First we compute the optimal sum A[i] of the subarray ending at a[1..i]:
A[i] = max { A[i-1] + a[i], 0 }
Now, the maximal sum can be computed as:
BestSum = max {A[i] | 1 <= i <= N}
Max_Sum(a[], n ){
// since we only need B[n-1] and A[n-1] (not all earlier values)
// we could just use two variables
max_sum = 0;
current_max = 0;
count = 0;
}
for(int i = 1; i < 2n; i++){
current_max = current_max + a[i%n];
count++;
if (count > n) { current_max = current_max – a[i% - 1]; count--; }
if (current_max < 0) current_max = 0;
if (current_max == 0) count = 0;
max_sum = max{max_sum, current_max};
}
return max_sum;
The time complexity of the algorithm is O(n).
8-12
Suppose we want to divide numbers from 1 to n according to some given breaking
points. Let cuts[] be the given breaking point array such that cuts[1] < … < cuts[m]
are breaking points. We also add two boundary points, 1 and n, to the array cuts:
cuts[0] = 1 and cuts[m+1] = n. Let OPT(i, j) be the minimal cost for the points
between cuts[i] and cuts[j]. Then the minimal cost of breaking points from 1 to n
according to the given breaking points will be OPT(0, m+1).
The recurrence relation is:
OPT(i, j) = min(OPT(i, k) + OPT(k+1, j) + (cuts[j]-cuts[i] +1)) ( i< k < j)
and
OPT(i,i) = 1; OPT(i,i+1) = cuts[i+1] – cuts[i] + 1
We will use a two-dimensional array M to record OPT(i,j), i.e., M[i,j] = OPT(i,j). We
may design the following algorithm to compute the min cost, following the
recurrence relation of OPT(i,j).
Compute_Min_Cost (int n, int cuts[], int m) {
cuts[0] = 1; cuts[m+1] = n;
for (int i = 0; i <= m; i++)
for (int j = i+1; j <= m+1; j++) M[i,j] = -1; // -1 means undefined.

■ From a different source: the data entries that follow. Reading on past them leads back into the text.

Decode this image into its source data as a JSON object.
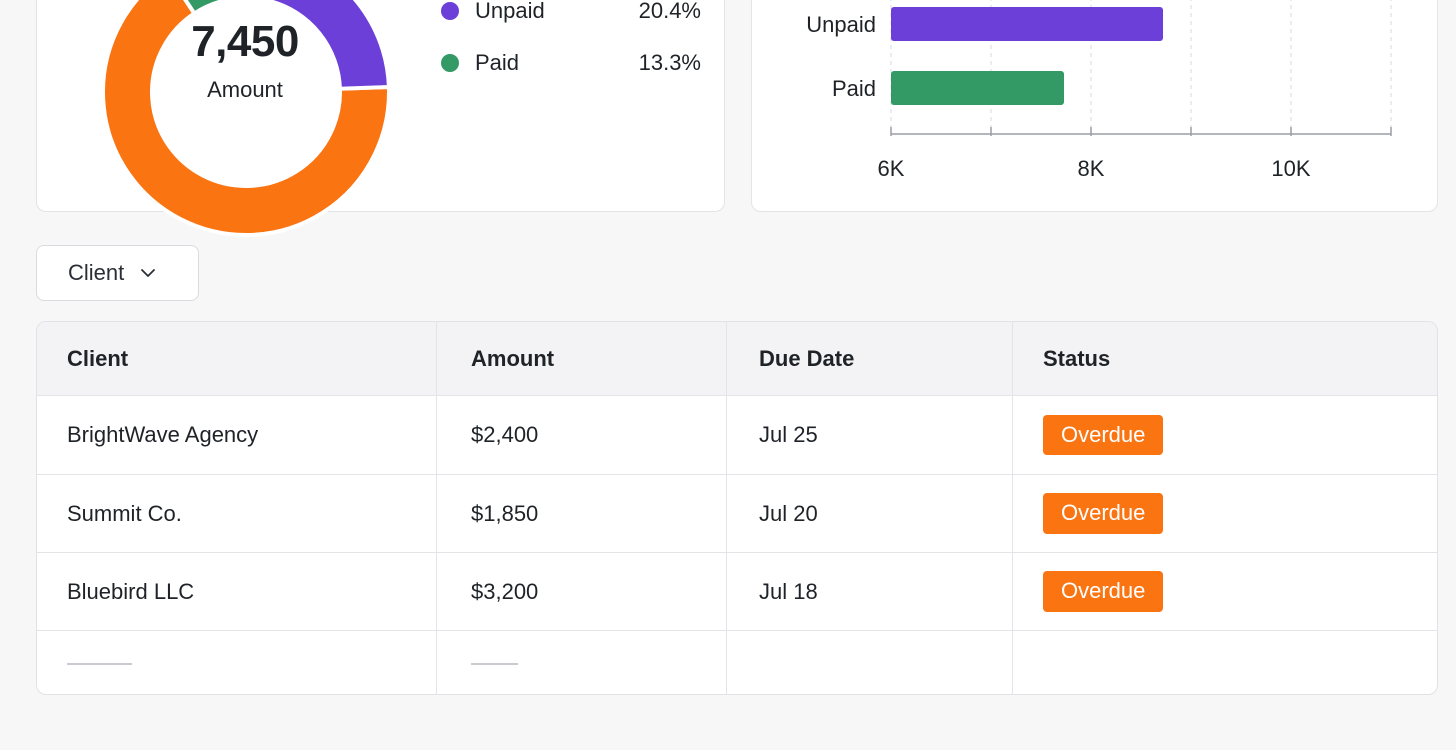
{
  "donut": {
    "center_value": "7,450",
    "center_label": "Amount",
    "segments": [
      {
        "name": "Overdue",
        "share": 66.3,
        "color": "#fa7412"
      },
      {
        "name": "Paid",
        "share": 13.3,
        "color": "#339965"
      },
      {
        "name": "Unpaid",
        "share": 20.4,
        "color": "#6c3fd8"
      }
    ],
    "legend": [
      {
        "label": "Unpaid",
        "pct": "20.4%",
        "color": "#6c3fd8"
      },
      {
        "label": "Paid",
        "pct": "13.3%",
        "color": "#339965"
      }
    ]
  },
  "chart_data": {
    "type": "bar",
    "orientation": "horizontal",
    "categories": [
      "Unpaid",
      "Paid"
    ],
    "values": [
      8720,
      7730
    ],
    "xlim": [
      6000,
      11000
    ],
    "x_tick_labels": [
      "6K",
      "8K",
      "10K"
    ],
    "grid": true,
    "colors": [
      "#6c3fd8",
      "#339965"
    ]
  },
  "filter": {
    "label": "Client"
  },
  "table": {
    "headers": [
      "Client",
      "Amount",
      "Due Date",
      "Status"
    ],
    "rows": [
      {
        "client": "BrightWave Agency",
        "amount": "$2,400",
        "due": "Jul 25",
        "status": "Overdue"
      },
      {
        "client": "Summit Co.",
        "amount": "$1,850",
        "due": "Jul 20",
        "status": "Overdue"
      },
      {
        "client": "Bluebird LLC",
        "amount": "$3,200",
        "due": "Jul 18",
        "status": "Overdue"
      }
    ],
    "status_color": "#fa7412"
  }
}
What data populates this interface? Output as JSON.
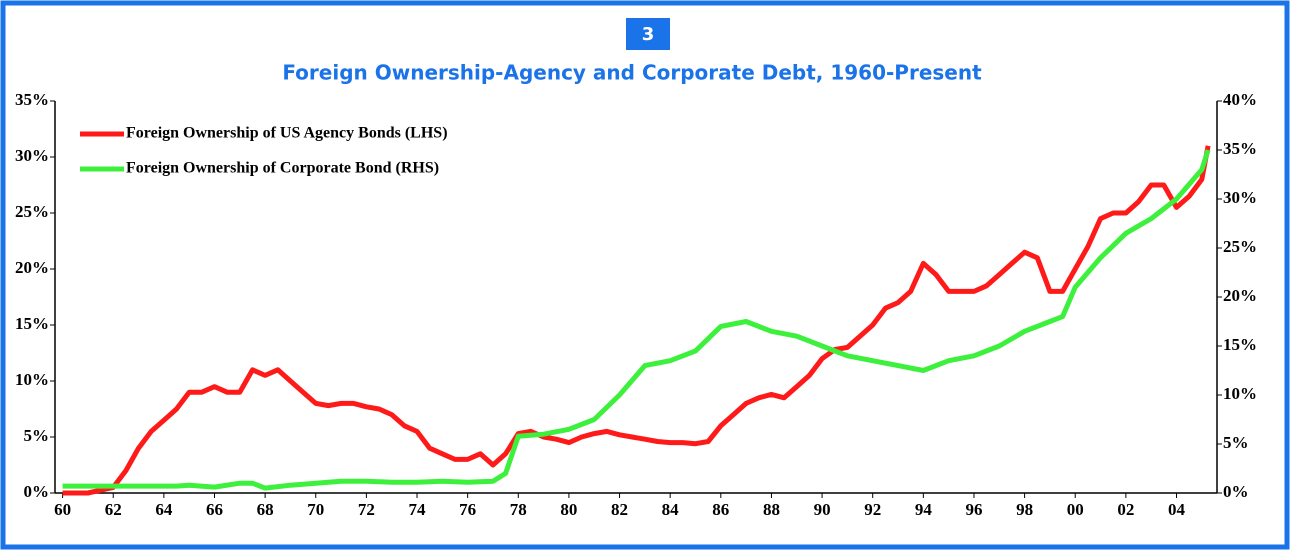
{
  "chart_data": {
    "type": "line",
    "badge": "3",
    "title": "Foreign Ownership-Agency and Corporate Debt, 1960-Present",
    "xlim": [
      1959.7,
      2005.6
    ],
    "xticks": [
      {
        "value": 1960,
        "label": "60"
      },
      {
        "value": 1962,
        "label": "62"
      },
      {
        "value": 1964,
        "label": "64"
      },
      {
        "value": 1966,
        "label": "66"
      },
      {
        "value": 1968,
        "label": "68"
      },
      {
        "value": 1970,
        "label": "70"
      },
      {
        "value": 1972,
        "label": "72"
      },
      {
        "value": 1974,
        "label": "74"
      },
      {
        "value": 1976,
        "label": "76"
      },
      {
        "value": 1978,
        "label": "78"
      },
      {
        "value": 1980,
        "label": "80"
      },
      {
        "value": 1982,
        "label": "82"
      },
      {
        "value": 1984,
        "label": "84"
      },
      {
        "value": 1986,
        "label": "86"
      },
      {
        "value": 1988,
        "label": "88"
      },
      {
        "value": 1990,
        "label": "90"
      },
      {
        "value": 1992,
        "label": "92"
      },
      {
        "value": 1994,
        "label": "94"
      },
      {
        "value": 1996,
        "label": "96"
      },
      {
        "value": 1998,
        "label": "98"
      },
      {
        "value": 2000,
        "label": "00"
      },
      {
        "value": 2002,
        "label": "02"
      },
      {
        "value": 2004,
        "label": "04"
      }
    ],
    "ylim": [
      0,
      35
    ],
    "yticks": [
      {
        "value": 0,
        "label": "0%"
      },
      {
        "value": 5,
        "label": "5%"
      },
      {
        "value": 10,
        "label": "10%"
      },
      {
        "value": 15,
        "label": "15%"
      },
      {
        "value": 20,
        "label": "20%"
      },
      {
        "value": 25,
        "label": "25%"
      },
      {
        "value": 30,
        "label": "30%"
      },
      {
        "value": 35,
        "label": "35%"
      }
    ],
    "y2lim": [
      0,
      40
    ],
    "y2ticks": [
      {
        "value": 0,
        "label": "0%"
      },
      {
        "value": 5,
        "label": "5%"
      },
      {
        "value": 10,
        "label": "10%"
      },
      {
        "value": 15,
        "label": "15%"
      },
      {
        "value": 20,
        "label": "20%"
      },
      {
        "value": 25,
        "label": "25%"
      },
      {
        "value": 30,
        "label": "30%"
      },
      {
        "value": 35,
        "label": "35%"
      },
      {
        "value": 40,
        "label": "40%"
      }
    ],
    "legend": "upper left",
    "series": [
      {
        "name": "Foreign Ownership of US Agency Bonds (LHS)",
        "color": "#ff1a1a",
        "axis": "y",
        "x": [
          1960,
          1961,
          1962,
          1962.5,
          1963,
          1963.5,
          1964,
          1964.5,
          1965,
          1965.5,
          1966,
          1966.5,
          1967,
          1967.5,
          1968,
          1968.5,
          1969,
          1969.5,
          1970,
          1970.5,
          1971,
          1971.5,
          1972,
          1972.5,
          1973,
          1973.5,
          1974,
          1974.5,
          1975,
          1975.5,
          1976,
          1976.5,
          1977,
          1977.5,
          1978,
          1978.5,
          1979,
          1979.5,
          1980,
          1980.5,
          1981,
          1981.5,
          1982,
          1982.5,
          1983,
          1983.5,
          1984,
          1984.5,
          1985,
          1985.5,
          1986,
          1986.5,
          1987,
          1987.5,
          1988,
          1988.5,
          1989,
          1989.5,
          1990,
          1990.5,
          1991,
          1991.5,
          1992,
          1992.5,
          1993,
          1993.5,
          1994,
          1994.5,
          1995,
          1995.5,
          1996,
          1996.5,
          1997,
          1997.5,
          1998,
          1998.5,
          1999,
          1999.5,
          2000,
          2000.5,
          2001,
          2001.5,
          2002,
          2002.5,
          2003,
          2003.5,
          2004,
          2004.5,
          2005,
          2005.25
        ],
        "values": [
          0,
          0,
          0.5,
          2,
          4,
          5.5,
          6.5,
          7.5,
          9,
          9,
          9.5,
          9,
          9,
          11,
          10.5,
          11,
          10,
          9,
          8,
          7.8,
          8,
          8,
          7.7,
          7.5,
          7,
          6,
          5.5,
          4,
          3.5,
          3,
          3,
          3.5,
          2.5,
          3.5,
          5.3,
          5.5,
          5,
          4.8,
          4.5,
          5,
          5.3,
          5.5,
          5.2,
          5,
          4.8,
          4.6,
          4.5,
          4.5,
          4.4,
          4.6,
          6,
          7,
          8,
          8.5,
          8.8,
          8.5,
          9.5,
          10.5,
          12,
          12.8,
          13,
          14,
          15,
          16.5,
          17,
          18,
          20.5,
          19.5,
          18,
          18,
          18,
          18.5,
          19.5,
          20.5,
          21.5,
          21,
          18,
          18,
          20,
          22,
          24.5,
          25,
          25,
          26,
          27.5,
          27.5,
          25.5,
          26.5,
          28,
          31
        ]
      },
      {
        "name": "Foreign Ownership of Corporate Bond (RHS)",
        "color": "#3cf03c",
        "axis": "y2",
        "x": [
          1960,
          1962,
          1964,
          1964.5,
          1965,
          1966,
          1967,
          1967.5,
          1968,
          1969,
          1970,
          1971,
          1972,
          1973,
          1974,
          1975,
          1976,
          1977,
          1977.5,
          1978,
          1979,
          1980,
          1981,
          1982,
          1983,
          1984,
          1985,
          1986,
          1987,
          1988,
          1989,
          1990,
          1991,
          1992,
          1993,
          1994,
          1995,
          1996,
          1997,
          1998,
          1999,
          1999.5,
          2000,
          2001,
          2002,
          2003,
          2004,
          2005,
          2005.25
        ],
        "values": [
          0.7,
          0.7,
          0.7,
          0.7,
          0.8,
          0.6,
          1.0,
          1.0,
          0.5,
          0.8,
          1.0,
          1.2,
          1.2,
          1.1,
          1.1,
          1.2,
          1.1,
          1.2,
          2.0,
          5.8,
          6.0,
          6.5,
          7.5,
          10,
          13,
          13.5,
          14.5,
          17,
          17.5,
          16.5,
          16,
          15,
          14,
          13.5,
          13,
          12.5,
          13.5,
          14,
          15,
          16.5,
          17.5,
          18,
          21,
          24,
          26.5,
          28,
          30,
          33,
          35
        ]
      }
    ]
  }
}
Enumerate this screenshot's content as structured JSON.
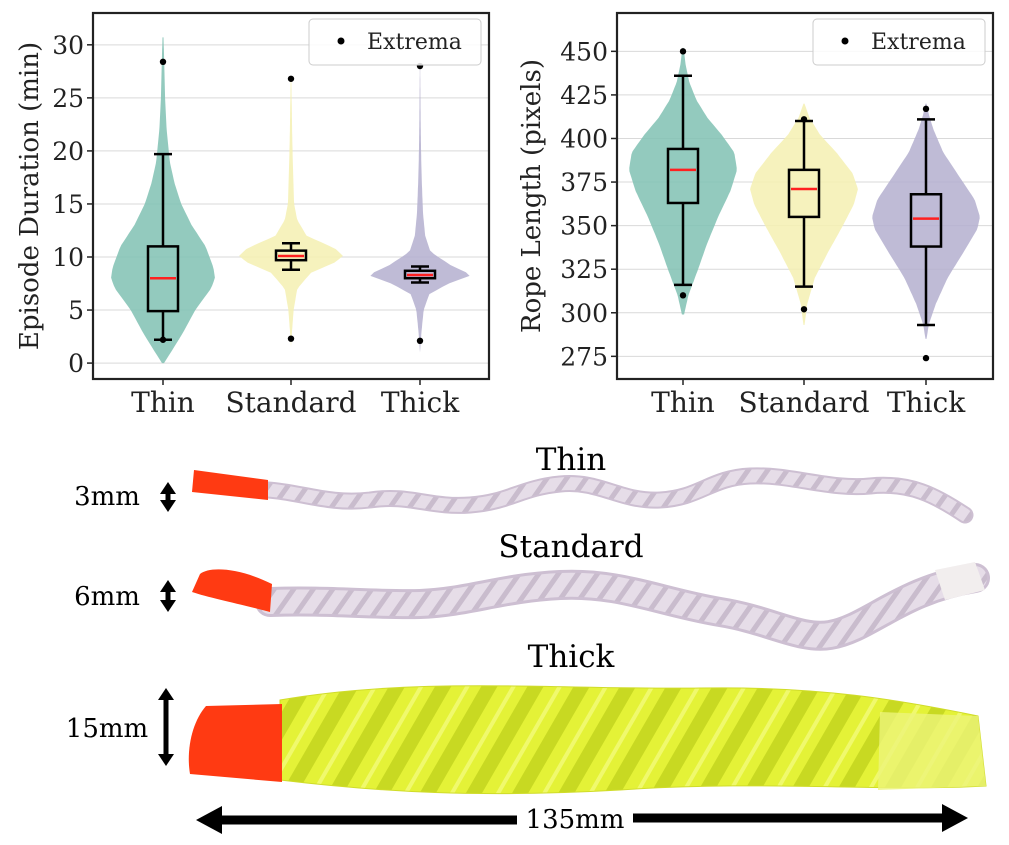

return Min_cost(cuts, 0, m+1);
}
Min_Cost(int cuts[], int i, int j)
{
int totalCost = j – i + 1;
if (j == i) return 1;
if (j == i+1) return totalCost;
if (M[i,j] != -1) return M[i,j];
int cost = MAX_INT;
for(int k= i+1; k<j; k++) {
int t = Min_Cost (cuts, i, k) + Min_Cost (cuts, k+1, j);
if ( t < cost ) cost = t;
}
M[i,j] = cost + totalCost;
return M[i,j];
}
The space and time complexity is O(m2).